First off, its not called a widget. A widget is something that goes on your dashboard, which isn't going to happen with CCT. I think Mads at some point "appified" CCT for mac, giving you the solution you want. There's no other way to obtain the result you want.


----------



## THATguyWHOcubes (Mar 14, 2011)

ok thx people! i already did the thing where you minimize it into the stack folders, but when i shut down it was gone! so i got it out of applications and did more averages but whatever. Ill look for the mac version. psst master of the bass! i play bass and guitar


----------



## Lucas Garron (Mar 14, 2011)

THATguyWHOcubes said:


> ok thx people! i already did the thing where you minimize it into the stack folders, but when i shut down it was gone! so i got it out of applications and did more averages but whatever. Ill look for the mac version. psst master of the bass! i play bass and guitar


Well, there's your problem. Don't minimize; drag the jar file to the dock.

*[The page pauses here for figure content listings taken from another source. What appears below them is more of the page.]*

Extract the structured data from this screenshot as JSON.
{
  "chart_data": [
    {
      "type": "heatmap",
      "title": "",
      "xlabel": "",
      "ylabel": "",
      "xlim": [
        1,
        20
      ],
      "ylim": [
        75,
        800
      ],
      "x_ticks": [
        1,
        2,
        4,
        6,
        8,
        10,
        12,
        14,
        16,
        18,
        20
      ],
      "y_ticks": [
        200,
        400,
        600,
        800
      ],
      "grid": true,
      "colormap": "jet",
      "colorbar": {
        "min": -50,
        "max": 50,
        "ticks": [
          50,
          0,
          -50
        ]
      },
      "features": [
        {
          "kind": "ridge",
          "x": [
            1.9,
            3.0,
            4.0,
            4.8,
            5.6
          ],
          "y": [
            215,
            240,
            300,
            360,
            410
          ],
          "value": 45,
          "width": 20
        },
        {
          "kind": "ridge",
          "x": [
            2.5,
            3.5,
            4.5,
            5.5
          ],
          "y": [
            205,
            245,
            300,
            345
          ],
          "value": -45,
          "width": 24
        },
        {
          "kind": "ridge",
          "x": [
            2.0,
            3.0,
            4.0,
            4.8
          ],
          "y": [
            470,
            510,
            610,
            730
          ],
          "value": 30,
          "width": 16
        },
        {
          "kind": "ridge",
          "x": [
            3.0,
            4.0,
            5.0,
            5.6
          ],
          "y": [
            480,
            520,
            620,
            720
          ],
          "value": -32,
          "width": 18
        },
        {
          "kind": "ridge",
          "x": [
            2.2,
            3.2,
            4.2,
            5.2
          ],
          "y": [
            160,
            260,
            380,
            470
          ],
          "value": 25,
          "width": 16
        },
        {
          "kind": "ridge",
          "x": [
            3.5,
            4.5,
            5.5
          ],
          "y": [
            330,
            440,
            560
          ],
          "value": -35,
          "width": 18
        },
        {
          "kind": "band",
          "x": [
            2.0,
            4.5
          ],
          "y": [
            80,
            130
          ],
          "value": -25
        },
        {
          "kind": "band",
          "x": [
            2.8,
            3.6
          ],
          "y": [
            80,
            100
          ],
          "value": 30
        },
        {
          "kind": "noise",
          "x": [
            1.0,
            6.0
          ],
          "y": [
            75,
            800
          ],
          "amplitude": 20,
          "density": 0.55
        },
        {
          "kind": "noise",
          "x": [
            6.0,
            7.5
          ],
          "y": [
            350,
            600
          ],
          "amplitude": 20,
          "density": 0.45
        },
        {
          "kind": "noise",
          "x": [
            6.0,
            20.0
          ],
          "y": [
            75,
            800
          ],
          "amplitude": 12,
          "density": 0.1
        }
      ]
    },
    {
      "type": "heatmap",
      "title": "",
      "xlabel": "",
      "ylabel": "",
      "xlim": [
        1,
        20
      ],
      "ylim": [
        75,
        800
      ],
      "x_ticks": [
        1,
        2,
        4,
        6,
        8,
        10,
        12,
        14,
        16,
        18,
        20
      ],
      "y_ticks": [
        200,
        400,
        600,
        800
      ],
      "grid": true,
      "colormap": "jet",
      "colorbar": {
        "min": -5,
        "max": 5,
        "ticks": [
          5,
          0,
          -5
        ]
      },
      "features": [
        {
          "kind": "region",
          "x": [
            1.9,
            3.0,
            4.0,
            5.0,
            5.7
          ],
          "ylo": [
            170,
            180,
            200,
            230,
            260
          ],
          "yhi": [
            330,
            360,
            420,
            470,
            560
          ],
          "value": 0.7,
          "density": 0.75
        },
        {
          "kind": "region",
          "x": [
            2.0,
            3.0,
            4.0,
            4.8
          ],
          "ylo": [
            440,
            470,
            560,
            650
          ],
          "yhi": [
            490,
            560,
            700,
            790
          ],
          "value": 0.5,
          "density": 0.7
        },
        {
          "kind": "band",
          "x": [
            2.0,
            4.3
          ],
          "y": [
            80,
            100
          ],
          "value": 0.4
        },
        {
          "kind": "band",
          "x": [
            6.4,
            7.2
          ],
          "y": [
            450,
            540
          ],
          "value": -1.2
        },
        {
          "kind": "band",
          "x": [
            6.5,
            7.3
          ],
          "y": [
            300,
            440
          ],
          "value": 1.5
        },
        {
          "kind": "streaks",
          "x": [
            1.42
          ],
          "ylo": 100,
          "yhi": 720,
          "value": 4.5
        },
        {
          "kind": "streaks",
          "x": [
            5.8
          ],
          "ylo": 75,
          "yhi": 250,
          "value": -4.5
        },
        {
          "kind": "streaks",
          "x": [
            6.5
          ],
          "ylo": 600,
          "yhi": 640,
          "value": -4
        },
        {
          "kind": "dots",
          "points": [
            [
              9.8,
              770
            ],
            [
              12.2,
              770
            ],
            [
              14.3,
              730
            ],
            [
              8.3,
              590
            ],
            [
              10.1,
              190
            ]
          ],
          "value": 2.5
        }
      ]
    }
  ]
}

Also, I know PPT has been "appified," but I'm not aware of such a version for CCT.


----------



## masterofthebass (Mar 14, 2011)

Lucas Garron said:


> Also, I know PPT has been "appified," but I'm not aware of such a version for CCT.


 
o, my bad. I knew PPT was, but I thought that CCT was done also. o well


----------



## professoralpha7 (Apr 22, 2011)

when you are using it , it should show up in your dock. just drag it to another point on the dock and drop it. when you close the program, the icon should stay.


----------



## Lucas Garron (Apr 22, 2011)

professoralpha7 said:


> when you are using it , it should show up in your dock. just drag it to another point on the dock and drop it. when you close the program, the icon should stay.


"Should"? Have you actually tried it? (Hint: It doesn't work.)


----------